Exploiting Contact-Tracing Platforms
Intelligence services have also taken notice of the incredible treasure trove of data contained in contact-tracing apps and other methods of technologically bolstered contact tracing, which include information about individuals’ patterns of life. Some governments, such as Israel, have moved somewhat quickly to keep their spy agencies from using contact-tracing data from their own citizens, while others have come clean about collecting such data incidentally. But court decisions and calls for transparency will do little to deter outside intelligence agencies from attempting to access such data for all sorts of purposes.

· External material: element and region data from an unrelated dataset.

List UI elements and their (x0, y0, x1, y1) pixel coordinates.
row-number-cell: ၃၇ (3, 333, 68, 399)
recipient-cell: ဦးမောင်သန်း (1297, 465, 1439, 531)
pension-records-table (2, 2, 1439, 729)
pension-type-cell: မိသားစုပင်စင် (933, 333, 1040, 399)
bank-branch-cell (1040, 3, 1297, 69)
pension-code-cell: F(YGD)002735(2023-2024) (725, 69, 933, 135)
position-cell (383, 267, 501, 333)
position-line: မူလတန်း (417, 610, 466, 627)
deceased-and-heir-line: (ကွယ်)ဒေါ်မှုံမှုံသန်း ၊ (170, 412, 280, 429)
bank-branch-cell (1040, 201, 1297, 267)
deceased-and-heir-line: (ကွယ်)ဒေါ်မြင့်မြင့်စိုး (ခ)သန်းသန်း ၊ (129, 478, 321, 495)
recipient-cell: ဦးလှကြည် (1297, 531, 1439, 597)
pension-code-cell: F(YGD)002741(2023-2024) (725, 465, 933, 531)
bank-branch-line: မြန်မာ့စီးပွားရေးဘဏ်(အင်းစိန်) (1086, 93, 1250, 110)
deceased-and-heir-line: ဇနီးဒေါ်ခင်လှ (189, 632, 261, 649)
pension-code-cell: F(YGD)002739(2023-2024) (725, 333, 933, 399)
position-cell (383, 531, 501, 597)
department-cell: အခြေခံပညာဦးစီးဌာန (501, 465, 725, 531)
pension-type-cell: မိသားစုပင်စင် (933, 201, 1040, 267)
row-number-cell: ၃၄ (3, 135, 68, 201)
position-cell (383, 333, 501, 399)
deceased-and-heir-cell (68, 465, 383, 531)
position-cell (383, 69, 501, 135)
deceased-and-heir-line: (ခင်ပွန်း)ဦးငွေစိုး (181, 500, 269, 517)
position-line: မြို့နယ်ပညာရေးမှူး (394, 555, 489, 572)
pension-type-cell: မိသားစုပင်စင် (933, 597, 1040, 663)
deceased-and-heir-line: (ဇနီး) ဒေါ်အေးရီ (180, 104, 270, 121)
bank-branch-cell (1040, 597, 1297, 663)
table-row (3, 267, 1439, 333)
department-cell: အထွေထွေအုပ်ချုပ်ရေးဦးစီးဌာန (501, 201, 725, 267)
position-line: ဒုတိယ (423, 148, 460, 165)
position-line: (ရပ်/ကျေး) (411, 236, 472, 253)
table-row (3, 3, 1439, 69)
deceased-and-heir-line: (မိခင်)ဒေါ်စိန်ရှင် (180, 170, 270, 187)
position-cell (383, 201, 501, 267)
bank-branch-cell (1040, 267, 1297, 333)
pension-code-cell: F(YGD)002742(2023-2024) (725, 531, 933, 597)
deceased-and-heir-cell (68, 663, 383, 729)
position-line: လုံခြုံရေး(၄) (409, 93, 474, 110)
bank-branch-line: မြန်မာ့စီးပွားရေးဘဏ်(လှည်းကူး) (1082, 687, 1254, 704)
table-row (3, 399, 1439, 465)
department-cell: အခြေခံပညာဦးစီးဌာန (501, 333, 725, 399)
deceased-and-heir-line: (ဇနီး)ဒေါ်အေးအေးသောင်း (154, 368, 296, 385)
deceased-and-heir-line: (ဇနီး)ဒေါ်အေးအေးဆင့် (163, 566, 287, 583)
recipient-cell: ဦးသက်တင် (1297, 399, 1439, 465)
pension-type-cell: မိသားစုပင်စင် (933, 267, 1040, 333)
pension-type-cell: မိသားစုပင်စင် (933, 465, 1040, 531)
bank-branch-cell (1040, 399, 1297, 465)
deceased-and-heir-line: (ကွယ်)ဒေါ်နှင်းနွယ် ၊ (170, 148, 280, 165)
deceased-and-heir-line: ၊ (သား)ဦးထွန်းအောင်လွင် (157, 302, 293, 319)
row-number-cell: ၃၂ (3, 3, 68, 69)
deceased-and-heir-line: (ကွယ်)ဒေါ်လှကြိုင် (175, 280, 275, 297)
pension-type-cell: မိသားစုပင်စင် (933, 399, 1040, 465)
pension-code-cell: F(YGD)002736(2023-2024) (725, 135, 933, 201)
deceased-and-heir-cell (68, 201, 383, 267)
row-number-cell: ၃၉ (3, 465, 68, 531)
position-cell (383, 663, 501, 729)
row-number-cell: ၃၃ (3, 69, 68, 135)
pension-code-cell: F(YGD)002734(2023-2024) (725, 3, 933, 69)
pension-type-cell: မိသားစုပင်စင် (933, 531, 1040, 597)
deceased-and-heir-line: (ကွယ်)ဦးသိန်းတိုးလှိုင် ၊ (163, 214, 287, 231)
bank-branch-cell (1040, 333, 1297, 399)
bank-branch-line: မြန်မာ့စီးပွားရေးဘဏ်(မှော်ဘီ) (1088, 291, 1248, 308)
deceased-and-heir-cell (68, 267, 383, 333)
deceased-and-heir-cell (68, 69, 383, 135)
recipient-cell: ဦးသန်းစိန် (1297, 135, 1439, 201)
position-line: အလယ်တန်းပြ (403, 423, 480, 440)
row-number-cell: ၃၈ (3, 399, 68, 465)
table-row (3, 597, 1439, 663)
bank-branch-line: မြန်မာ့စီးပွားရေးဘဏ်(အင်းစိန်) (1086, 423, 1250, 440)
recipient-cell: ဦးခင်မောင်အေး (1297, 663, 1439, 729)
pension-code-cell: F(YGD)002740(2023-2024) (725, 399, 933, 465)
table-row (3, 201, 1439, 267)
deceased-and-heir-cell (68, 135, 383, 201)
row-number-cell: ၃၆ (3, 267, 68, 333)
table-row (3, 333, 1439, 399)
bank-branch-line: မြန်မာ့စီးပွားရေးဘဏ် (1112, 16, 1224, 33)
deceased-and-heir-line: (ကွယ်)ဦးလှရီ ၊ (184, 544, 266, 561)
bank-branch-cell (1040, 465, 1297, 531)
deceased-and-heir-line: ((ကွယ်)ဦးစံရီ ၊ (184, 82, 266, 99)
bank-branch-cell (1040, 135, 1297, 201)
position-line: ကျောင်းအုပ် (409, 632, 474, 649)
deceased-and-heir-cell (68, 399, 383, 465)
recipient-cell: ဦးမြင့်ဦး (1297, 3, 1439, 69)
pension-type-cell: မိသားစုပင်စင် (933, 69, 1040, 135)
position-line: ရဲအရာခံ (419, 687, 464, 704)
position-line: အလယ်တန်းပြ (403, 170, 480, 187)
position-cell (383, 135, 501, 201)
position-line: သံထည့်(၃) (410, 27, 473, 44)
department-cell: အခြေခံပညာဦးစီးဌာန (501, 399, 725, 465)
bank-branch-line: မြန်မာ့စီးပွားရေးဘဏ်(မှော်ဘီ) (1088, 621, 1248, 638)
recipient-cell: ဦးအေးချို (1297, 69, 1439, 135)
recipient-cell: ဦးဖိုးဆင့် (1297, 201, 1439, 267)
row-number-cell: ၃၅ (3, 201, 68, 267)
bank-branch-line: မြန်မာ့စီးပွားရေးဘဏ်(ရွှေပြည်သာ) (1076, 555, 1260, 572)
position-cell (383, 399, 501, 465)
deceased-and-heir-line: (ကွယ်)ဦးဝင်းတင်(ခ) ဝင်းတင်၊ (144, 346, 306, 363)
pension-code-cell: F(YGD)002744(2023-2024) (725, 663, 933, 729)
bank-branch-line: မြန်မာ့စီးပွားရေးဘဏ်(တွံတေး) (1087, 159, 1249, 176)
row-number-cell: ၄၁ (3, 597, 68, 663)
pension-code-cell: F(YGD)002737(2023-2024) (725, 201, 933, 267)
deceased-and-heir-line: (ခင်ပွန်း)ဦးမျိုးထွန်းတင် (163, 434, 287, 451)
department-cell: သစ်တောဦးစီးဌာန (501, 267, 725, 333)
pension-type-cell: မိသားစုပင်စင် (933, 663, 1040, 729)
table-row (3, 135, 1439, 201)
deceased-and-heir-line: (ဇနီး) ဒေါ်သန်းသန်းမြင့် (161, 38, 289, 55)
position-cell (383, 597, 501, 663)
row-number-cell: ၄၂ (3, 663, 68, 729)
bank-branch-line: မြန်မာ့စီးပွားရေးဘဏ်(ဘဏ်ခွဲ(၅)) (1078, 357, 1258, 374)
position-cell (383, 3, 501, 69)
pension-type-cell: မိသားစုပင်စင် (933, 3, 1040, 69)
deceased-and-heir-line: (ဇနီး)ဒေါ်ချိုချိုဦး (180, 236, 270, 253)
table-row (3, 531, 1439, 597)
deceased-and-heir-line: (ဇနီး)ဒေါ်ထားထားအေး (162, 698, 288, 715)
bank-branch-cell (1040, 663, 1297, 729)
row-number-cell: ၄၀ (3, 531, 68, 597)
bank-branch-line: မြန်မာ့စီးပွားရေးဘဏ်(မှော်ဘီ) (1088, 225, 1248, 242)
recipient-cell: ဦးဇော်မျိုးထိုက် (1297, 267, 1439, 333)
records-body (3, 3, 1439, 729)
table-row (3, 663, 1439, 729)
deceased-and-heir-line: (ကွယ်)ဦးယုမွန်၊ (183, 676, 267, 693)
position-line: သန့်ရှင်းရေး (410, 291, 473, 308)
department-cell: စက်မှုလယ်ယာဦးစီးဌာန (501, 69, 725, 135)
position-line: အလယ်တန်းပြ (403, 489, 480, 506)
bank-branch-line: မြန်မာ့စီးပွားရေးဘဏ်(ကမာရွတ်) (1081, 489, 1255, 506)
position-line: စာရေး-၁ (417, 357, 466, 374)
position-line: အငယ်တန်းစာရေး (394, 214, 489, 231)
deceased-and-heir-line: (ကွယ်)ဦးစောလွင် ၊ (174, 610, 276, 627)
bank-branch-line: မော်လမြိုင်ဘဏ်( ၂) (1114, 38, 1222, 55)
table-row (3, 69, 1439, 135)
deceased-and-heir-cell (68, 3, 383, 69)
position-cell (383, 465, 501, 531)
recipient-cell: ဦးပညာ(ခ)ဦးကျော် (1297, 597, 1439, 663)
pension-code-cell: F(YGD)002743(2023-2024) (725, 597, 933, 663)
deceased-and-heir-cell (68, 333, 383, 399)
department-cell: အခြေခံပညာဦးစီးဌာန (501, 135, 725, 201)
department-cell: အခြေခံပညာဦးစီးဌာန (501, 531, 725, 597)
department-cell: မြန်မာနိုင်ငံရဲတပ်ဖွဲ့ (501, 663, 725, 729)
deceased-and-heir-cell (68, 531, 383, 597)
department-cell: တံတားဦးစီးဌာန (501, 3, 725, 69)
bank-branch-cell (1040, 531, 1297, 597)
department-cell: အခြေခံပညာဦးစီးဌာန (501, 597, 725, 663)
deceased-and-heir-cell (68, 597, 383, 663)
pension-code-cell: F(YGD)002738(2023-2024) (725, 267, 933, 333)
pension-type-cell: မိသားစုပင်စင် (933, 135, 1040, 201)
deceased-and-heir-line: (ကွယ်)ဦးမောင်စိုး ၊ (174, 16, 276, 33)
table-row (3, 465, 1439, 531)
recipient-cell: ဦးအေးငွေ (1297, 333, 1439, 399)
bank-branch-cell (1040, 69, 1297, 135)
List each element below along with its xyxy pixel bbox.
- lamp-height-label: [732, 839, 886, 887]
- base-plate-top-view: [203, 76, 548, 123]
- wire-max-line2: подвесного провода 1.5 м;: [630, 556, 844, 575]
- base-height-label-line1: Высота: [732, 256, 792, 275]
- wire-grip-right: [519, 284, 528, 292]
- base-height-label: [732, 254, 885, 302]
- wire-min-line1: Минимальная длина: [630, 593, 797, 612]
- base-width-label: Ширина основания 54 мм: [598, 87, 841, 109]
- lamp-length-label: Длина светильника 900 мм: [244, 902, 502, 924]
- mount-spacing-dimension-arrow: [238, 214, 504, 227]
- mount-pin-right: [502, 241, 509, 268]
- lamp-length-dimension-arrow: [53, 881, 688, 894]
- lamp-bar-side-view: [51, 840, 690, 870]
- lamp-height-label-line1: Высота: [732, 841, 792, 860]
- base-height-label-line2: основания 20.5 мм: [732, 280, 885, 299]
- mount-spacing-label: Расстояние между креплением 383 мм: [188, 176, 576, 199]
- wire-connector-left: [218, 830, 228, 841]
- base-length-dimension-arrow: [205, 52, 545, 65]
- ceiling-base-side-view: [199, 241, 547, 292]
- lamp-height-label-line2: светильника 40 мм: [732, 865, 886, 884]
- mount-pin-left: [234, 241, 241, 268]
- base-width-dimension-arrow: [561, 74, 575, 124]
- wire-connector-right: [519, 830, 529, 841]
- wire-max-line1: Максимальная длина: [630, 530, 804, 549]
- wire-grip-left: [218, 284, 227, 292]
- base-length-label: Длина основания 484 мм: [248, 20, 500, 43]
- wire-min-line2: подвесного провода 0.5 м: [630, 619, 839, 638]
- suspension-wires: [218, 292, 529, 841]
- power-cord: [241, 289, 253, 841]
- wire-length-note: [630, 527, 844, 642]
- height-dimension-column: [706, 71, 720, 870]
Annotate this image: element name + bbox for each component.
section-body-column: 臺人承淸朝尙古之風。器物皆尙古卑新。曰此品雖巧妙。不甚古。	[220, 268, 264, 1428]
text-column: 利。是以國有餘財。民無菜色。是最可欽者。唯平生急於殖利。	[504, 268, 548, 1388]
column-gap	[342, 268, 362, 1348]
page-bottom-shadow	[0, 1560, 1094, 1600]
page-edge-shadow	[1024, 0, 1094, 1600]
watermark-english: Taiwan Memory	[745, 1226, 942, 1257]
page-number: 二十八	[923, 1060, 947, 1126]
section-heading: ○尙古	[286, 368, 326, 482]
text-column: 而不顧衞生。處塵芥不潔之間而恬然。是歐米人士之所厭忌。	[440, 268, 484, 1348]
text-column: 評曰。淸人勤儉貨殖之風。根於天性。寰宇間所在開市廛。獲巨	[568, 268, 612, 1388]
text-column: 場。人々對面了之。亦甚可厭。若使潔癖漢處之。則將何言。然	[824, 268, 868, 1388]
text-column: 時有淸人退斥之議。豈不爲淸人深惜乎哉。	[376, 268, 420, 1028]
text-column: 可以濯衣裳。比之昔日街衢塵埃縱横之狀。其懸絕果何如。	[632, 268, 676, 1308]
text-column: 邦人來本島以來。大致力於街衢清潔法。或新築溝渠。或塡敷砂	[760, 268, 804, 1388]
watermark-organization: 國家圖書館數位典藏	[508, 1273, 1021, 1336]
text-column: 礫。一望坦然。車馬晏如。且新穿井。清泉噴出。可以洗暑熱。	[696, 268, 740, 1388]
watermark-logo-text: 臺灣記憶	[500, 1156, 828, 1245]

The relative success of both South Korea and Taiwan in stymieing the spread of the coronavirus may stem in part from the heavy use of such contact-tracing apps and other methods of digital contact tracing in those nations. As such, many countries might feel pressure to require their use in the future, regardless of the effect on privacy or potential exploitation by foreign spies. Their use continues to be controversial in the United States, with many questions remaining regarding their efficacy versus the potential losses of privacy.
So What?
In today’s chaotic world, numerous nations see ample opportunities to grab additional power and influence, and they are actively engaging in a wide variety of nefarious activities in furtherance of their aims—from disinformation campaigns, to stealing sensitive research and development information, to supply chain manipulation. Nation-state competition will continue to escalate and spill into more and more nontraditional areas—like health care—and nations will utilize their intelligence services, and all other available resources, to gain a competitive advantage.
Some nations treat their desire for economic advancement in the same manner in which they sought information about the pandemic and the vaccine: Both represent critical national security imperatives. The goal is to obtain such information at all cost but ideally at the lowest cost. It is always cheaper to steal such information or know-how using your spy service than it is to purchase it from another country.
As this geopolitical competition increases, cooperation between nations will plummet, and global institutions will have even less impact on how nations behave. And because the U.S. government has neither the inclination nor the resources to defend the private sector, except in the broadest sense, it will be left to individual organizations in the United States—like Pfizer, Moderna, IBM and 3M—to protect themselves.